Romania’s economy grew by 5.7% in the first quarter of 2017 compared to the same period of 2016, in gross terms, surpassing the analysts estimates, which indicated a slight slowdown compared to last year.
In seasonally adjusted terms, the annual economic growth was 5.6%, according to preliminary (signal) data released by the National Statistics Institute (INS) on Tuesday, May 16. The gross domestic product (GDP) also went up by 1.7%, compared to the last quarter of 2016, also in seasonally adjusted terms.
The economic growth was supported in the first quarter by higher domestic consumption and higher external demand, which boosted the industrial production. The retail trade turnover went up by 6.9% compared to the first quarter of 2016 while the turnover in industry increased by 10.9%, according to previous INS data.
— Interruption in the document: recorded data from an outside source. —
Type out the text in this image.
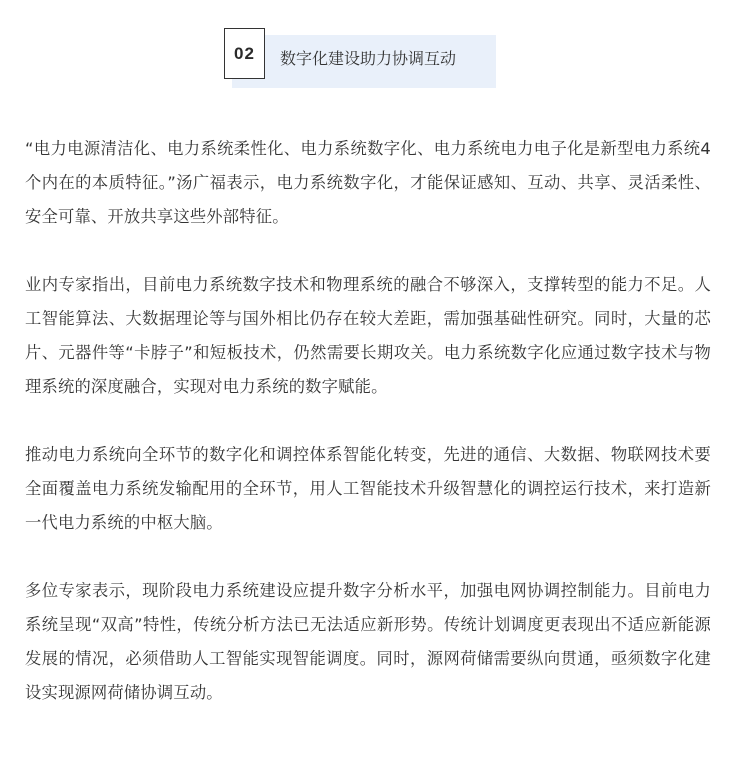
02 数字化建设助力协调互动

“电力电源清洁化、电力系统柔性化、电力系统数字化、电力系统电力电子化是新型电力系统4个内在的本质特征。”汤广福表示，电力系统数字化，才能保证感知、互动、共享、灵活柔性、安全可靠、开放共享这些外部特征。

业内专家指出，目前电力系统数字技术和物理系统的融合不够深入，支撑转型的能力不足。人工智能算法、大数据理论等与国外相比仍存在较大差距，需加强基础性研究。同时，大量的芯片、元器件等“卡脖子”和短板技术，仍然需要长期攻关。电力系统数字化应通过数字技术与物理系统的深度融合，实现对电力系统的数字赋能。

推动电力系统向全环节的数字化和调控体系智能化转变，先进的通信、大数据、物联网技术要全面覆盖电力系统发输配用的全环节，用人工智能技术升级智慧化的调控运行技术，来打造新一代电力系统的中枢大脑。

多位专家表示，现阶段电力系统建设应提升数字分析水平，加强电网协调控制能力。目前电力系统呈现“双高”特性，传统分析方法已无法适应新形势。传统计划调度更表现出不适应新能源发展的情况，必须借助人工智能实现智能调度。同时，源网荷储需要纵向贯通，亟须数字化建设实现源网荷储协调互动。
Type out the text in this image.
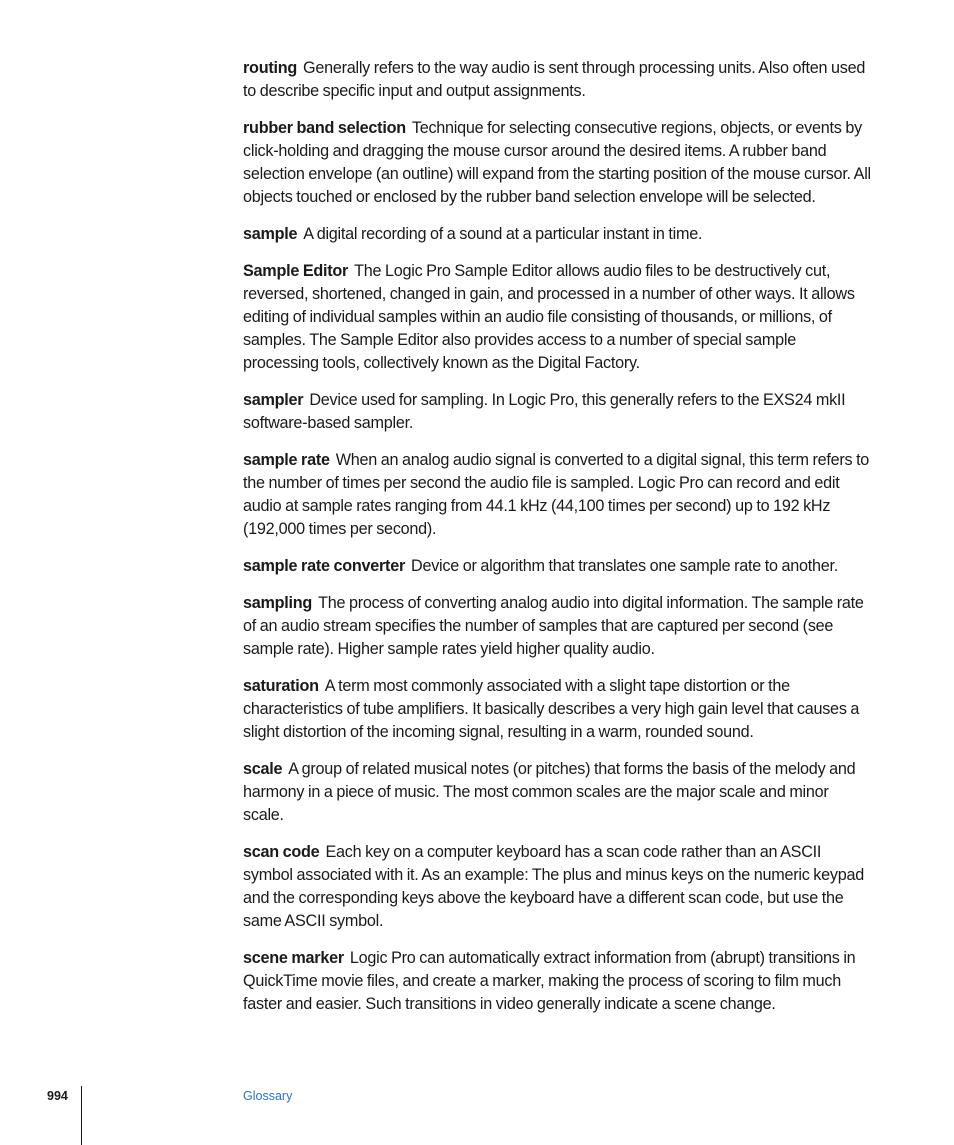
routing Generally refers to the way audio is sent through processing units. Also often used to describe specific input and output assignments.

rubber band selection Technique for selecting consecutive regions, objects, or events by click-holding and dragging the mouse cursor around the desired items. A rubber band selection envelope (an outline) will expand from the starting position of the mouse cursor. All objects touched or enclosed by the rubber band selection envelope will be selected.

sample A digital recording of a sound at a particular instant in time.

Sample Editor The Logic Pro Sample Editor allows audio files to be destructively cut, reversed, shortened, changed in gain, and processed in a number of other ways. It allows editing of individual samples within an audio file consisting of thousands, or millions, of samples. The Sample Editor also provides access to a number of special sample processing tools, collectively known as the Digital Factory.

sampler Device used for sampling. In Logic Pro, this generally refers to the EXS24 mkII software-based sampler.

sample rate When an analog audio signal is converted to a digital signal, this term refers to the number of times per second the audio file is sampled. Logic Pro can record and edit audio at sample rates ranging from 44.1 kHz (44,100 times per second) up to 192 kHz (192,000 times per second).

sample rate converter Device or algorithm that translates one sample rate to another.

sampling The process of converting analog audio into digital information. The sample rate of an audio stream specifies the number of samples that are captured per second (see sample rate). Higher sample rates yield higher quality audio.

saturation A term most commonly associated with a slight tape distortion or the characteristics of tube amplifiers. It basically describes a very high gain level that causes a slight distortion of the incoming signal, resulting in a warm, rounded sound.

scale A group of related musical notes (or pitches) that forms the basis of the melody and harmony in a piece of music. The most common scales are the major scale and minor scale.

scan code Each key on a computer keyboard has a scan code rather than an ASCII symbol associated with it. As an example: The plus and minus keys on the numeric keypad and the corresponding keys above the keyboard have a different scan code, but use the same ASCII symbol.

scene marker Logic Pro can automatically extract information from (abrupt) transitions in QuickTime movie files, and create a marker, making the process of scoring to film much faster and easier. Such transitions in video generally indicate a scene change.

994	Glossary
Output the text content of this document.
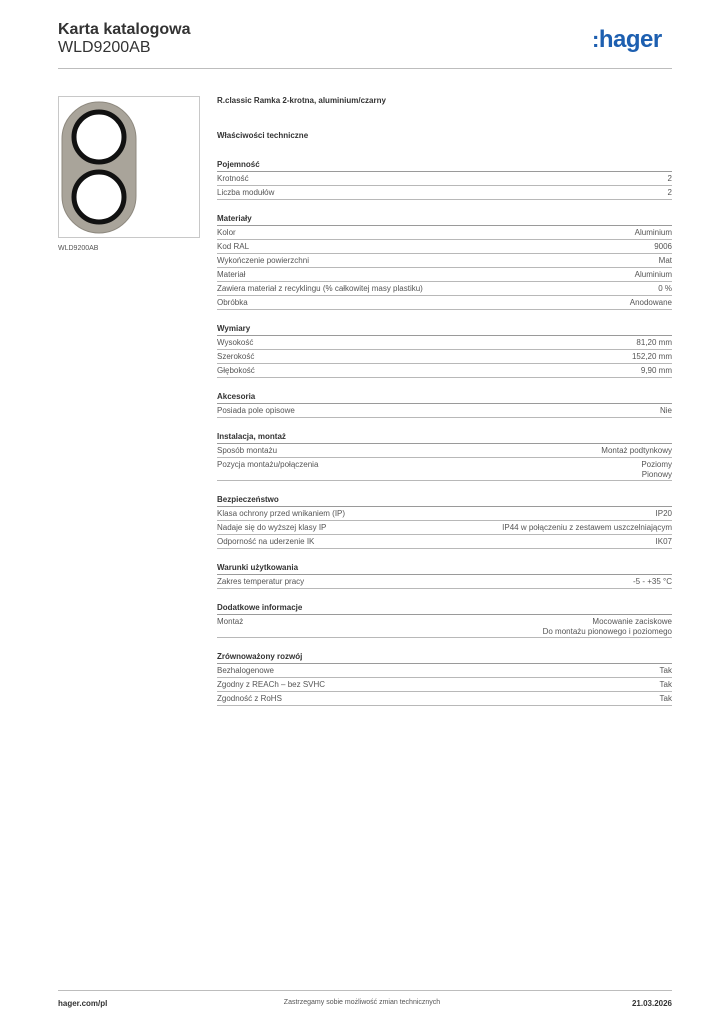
Karta katalogowa
WLD9200AB	:hager
WLD9200AB
R.classic Ramka 2-krotna, aluminium/czarny
Właściwości techniczne
Pojemność
Krotność	2
Liczba modułów	2
Materiały
Kolor	Aluminium
Kod RAL	9006
Wykończenie powierzchni	Mat
Materiał	Aluminium
Zawiera materiał z recyklingu (% całkowitej masy plastiku)	0 %
Obróbka	Anodowane
Wymiary
Wysokość	81,20 mm
Szerokość	152,20 mm
Głębokość	9,90 mm
Akcesoria
Posiada pole opisowe	Nie
Instalacja, montaż
Sposób montażu	Montaż podtynkowy
Pozycja montażu/połączenia	Poziomy
Pionowy
Bezpieczeństwo
Klasa ochrony przed wnikaniem (IP)	IP20
Nadaje się do wyższej klasy IP	IP44 w połączeniu z zestawem uszczelniającym
Odporność na uderzenie IK	IK07
Warunki użytkowania
Zakres temperatur pracy	-5 - +35 °C
Dodatkowe informacje
Montaż	Mocowanie zaciskowe
Do montażu pionowego i poziomego
Zrównoważony rozwój
Bezhalogenowe	Tak
Zgodny z REACh – bez SVHC	Tak
Zgodność z RoHS	Tak
hager.com/pl	Zastrzegamy sobie możliwość zmian technicznych	21.03.2026
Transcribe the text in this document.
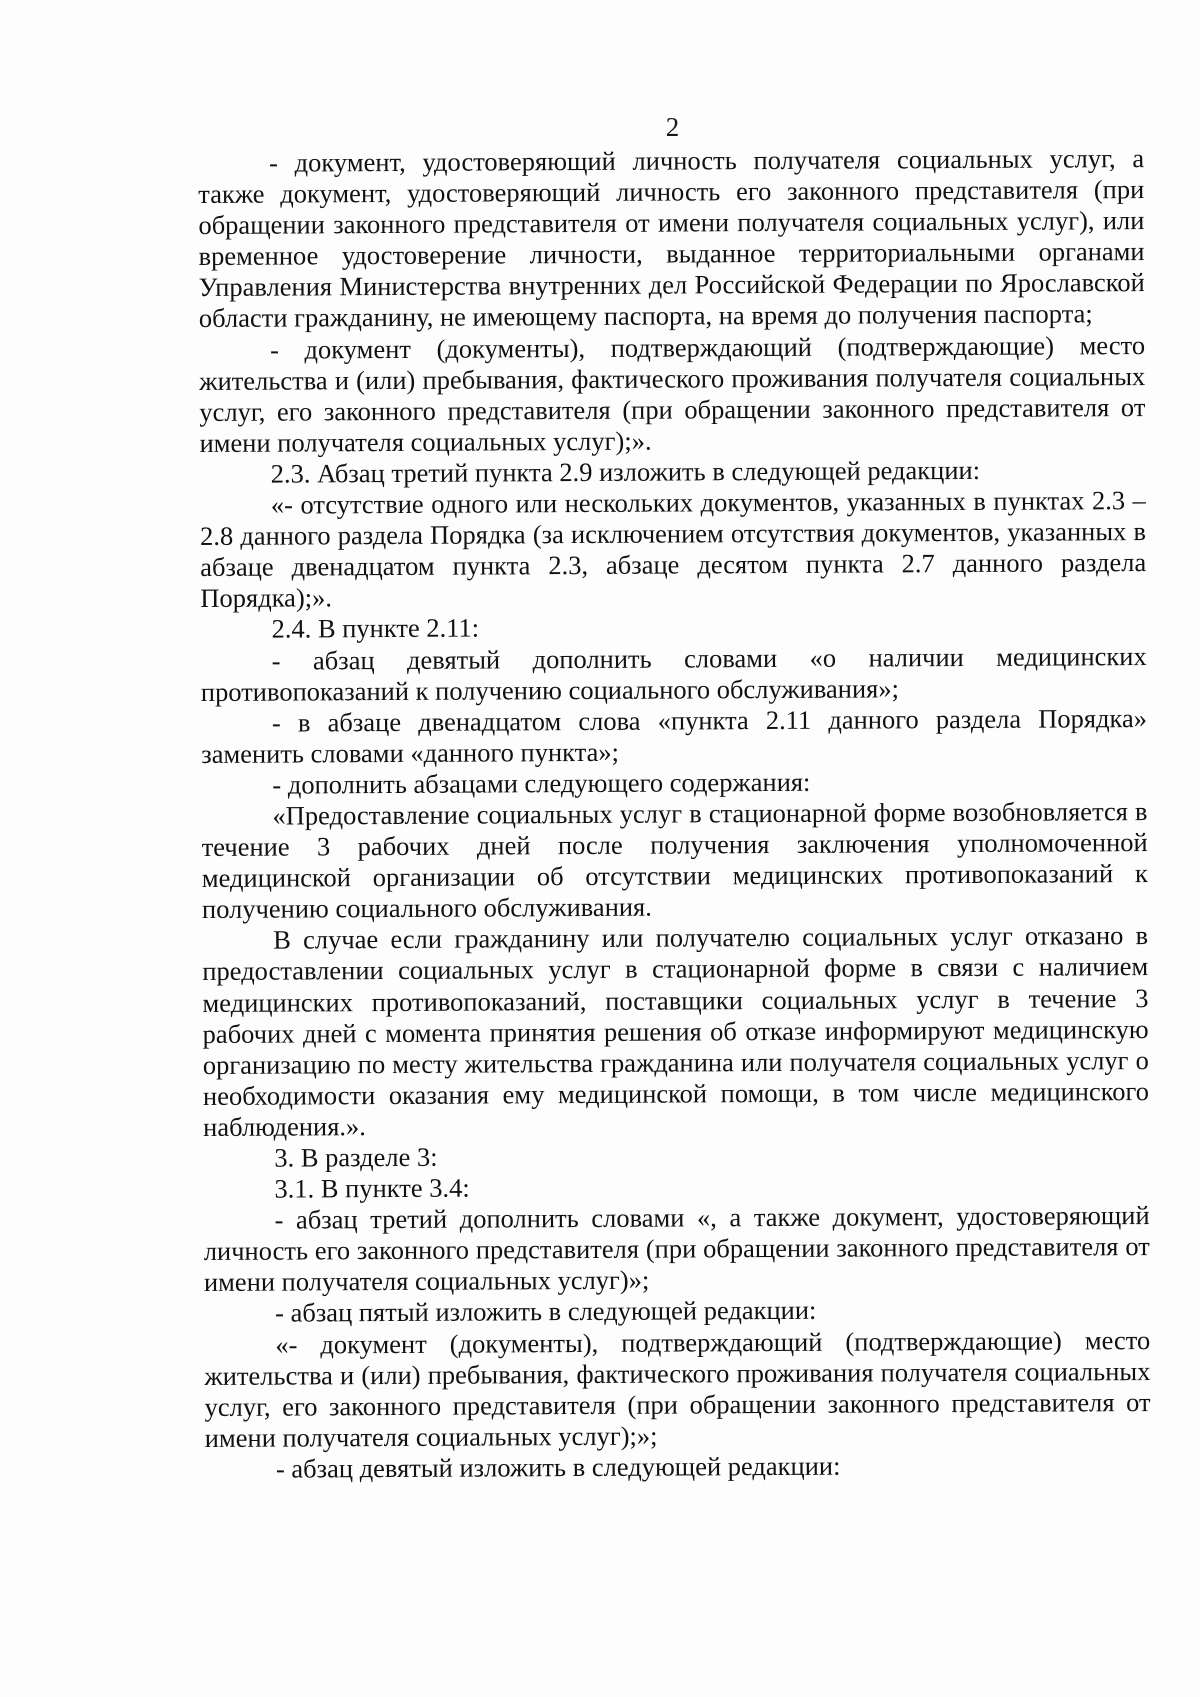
2

- документ, удостоверяющий личность получателя социальных услуг, а также документ, удостоверяющий личность его законного представителя (при обращении законного представителя от имени получателя социальных услуг), или временное удостоверение личности, выданное территориальными органами Управления Министерства внутренних дел Российской Федерации по Ярославской области гражданину, не имеющему паспорта, на время до получения паспорта;

- документ (документы), подтверждающий (подтверждающие) место жительства и (или) пребывания, фактического проживания получателя социальных услуг, его законного представителя (при обращении законного представителя от имени получателя социальных услуг);».

2.3. Абзац третий пункта 2.9 изложить в следующей редакции:

«- отсутствие одного или нескольких документов, указанных в пунктах 2.3 – 2.8 данного раздела Порядка (за исключением отсутствия документов, указанных в абзаце двенадцатом пункта 2.3, абзаце десятом пункта 2.7 данного раздела Порядка);».

2.4. В пункте 2.11:

- абзац девятый дополнить словами «о наличии медицинских противопоказаний к получению социального обслуживания»;

- в абзаце двенадцатом слова «пункта 2.11 данного раздела Порядка» заменить словами «данного пункта»;

- дополнить абзацами следующего содержания:

«Предоставление социальных услуг в стационарной форме возобновляется в течение 3 рабочих дней после получения заключения уполномоченной медицинской организации об отсутствии медицинских противопоказаний к получению социального обслуживания.

В случае если гражданину или получателю социальных услуг отказано в предоставлении социальных услуг в стационарной форме в связи с наличием медицинских противопоказаний, поставщики социальных услуг в течение 3 рабочих дней с момента принятия решения об отказе информируют медицинскую организацию по месту жительства гражданина или получателя социальных услуг о необходимости оказания ему медицинской помощи, в том числе медицинского наблюдения.».

3. В разделе 3:

3.1. В пункте 3.4:

- абзац третий дополнить словами «, а также документ, удостоверяющий личность его законного представителя (при обращении законного представителя от имени получателя социальных услуг)»;

- абзац пятый изложить в следующей редакции:

«- документ (документы), подтверждающий (подтверждающие) место жительства и (или) пребывания, фактического проживания получателя социальных услуг, его законного представителя (при обращении законного представителя от имени получателя социальных услуг);»;

- абзац девятый изложить в следующей редакции:
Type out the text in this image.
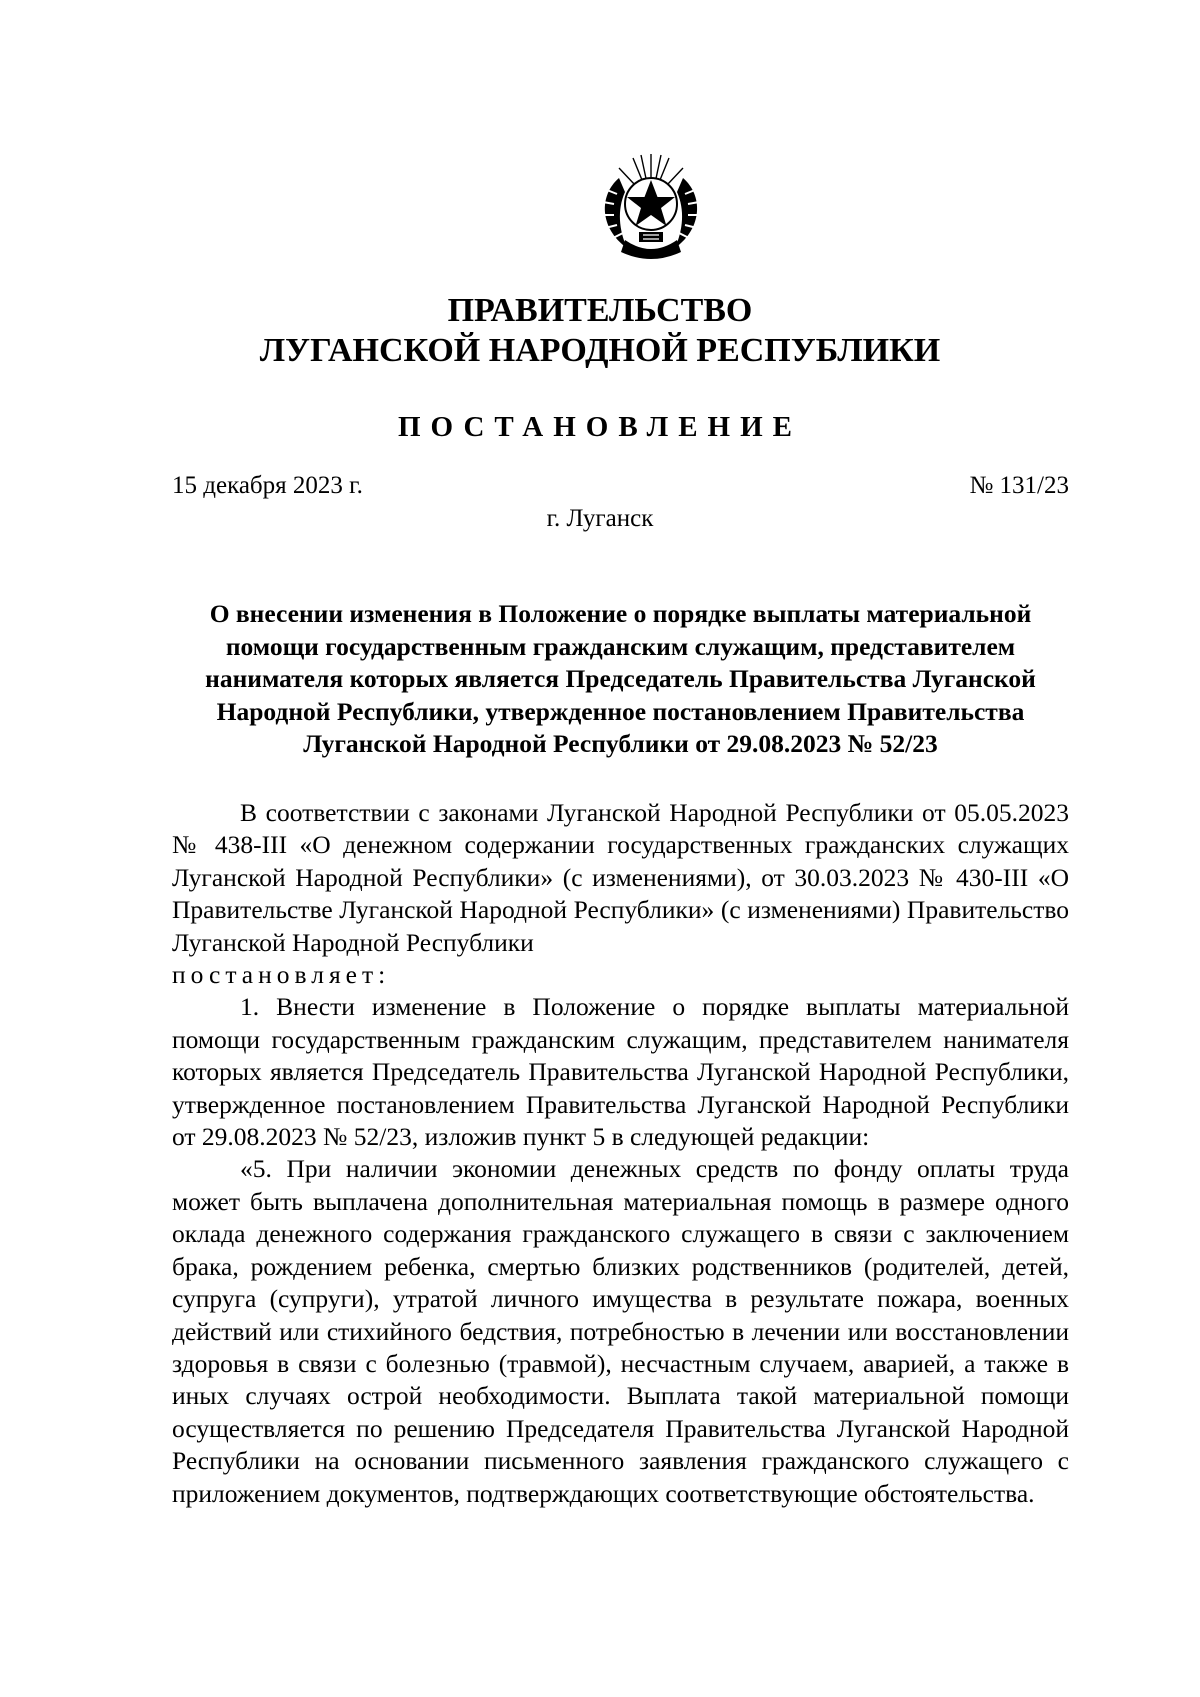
ПРАВИТЕЛЬСТВО
ЛУГАНСКОЙ НАРОДНОЙ РЕСПУБЛИКИ
ПОСТАНОВЛЕНИЕ
15 декабря 2023 г.	№ 131/23
г. Луганск
О внесении изменения в Положение о порядке выплаты материальной помощи государственным гражданским служащим, представителем нанимателя которых является Председатель Правительства Луганской Народной Республики, утвержденное постановлением Правительства Луганской Народной Республики от 29.08.2023 № 52/23

В соответствии с законами Луганской Народной Республики от 05.05.2023 № 438-III «О денежном содержании государственных гражданских служащих Луганской Народной Республики» (с изменениями), от 30.03.2023 № 430-III «О Правительстве Луганской Народной Республики» (с изменениями) Правительство Луганской Народной Республики

постановляет:

1. Внести изменение в Положение о порядке выплаты материальной помощи государственным гражданским служащим, представителем нанимателя которых является Председатель Правительства Луганской Народной Республики, утвержденное постановлением Правительства Луганской Народной Республики от 29.08.2023 № 52/23, изложив пункт 5 в следующей редакции:

«5. При наличии экономии денежных средств по фонду оплаты труда может быть выплачена дополнительная материальная помощь в размере одного оклада денежного содержания гражданского служащего в связи с заключением брака, рождением ребенка, смертью близких родственников (родителей, детей, супруга (супруги), утратой личного имущества в результате пожара, военных действий или стихийного бедствия, потребностью в лечении или восстановлении здоровья в связи с болезнью (травмой), несчастным случаем, аварией, а также в иных случаях острой необходимости. Выплата такой материальной помощи осуществляется по решению Председателя Правительства Луганской Народной Республики на основании письменного заявления гражданского служащего с приложением документов, подтверждающих соответствующие обстоятельства.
INS will release more detailed information on the economic growth in the first quarter on June 7.
“Economic growth came in much higher than both our forecast and consensus which stood both at 1.0%/4.5% QoQ/YoY. As a result of the upside surprise, we place our FY estimation of 4.1% YoY under revision until June 7 when the details are due for publication,” ING Bank analysts wrote in a note.
“We expect private consumption to remain the main driver as a result of newly enacted fiscal stimulus and generous wage policy, external demand to have a positive contribution to growth and possible a positive input from investments as well due to the large fiscal impulse in Dec-16 (similar to what happened in the first quarter of the previous couple of years). On the supply side, the services sector is likely to remain the main contributor but also show a significant contribution from industry as well which had the best quarter in three years in 1Q17 supported by strong demand from the single European market,” reads the same note.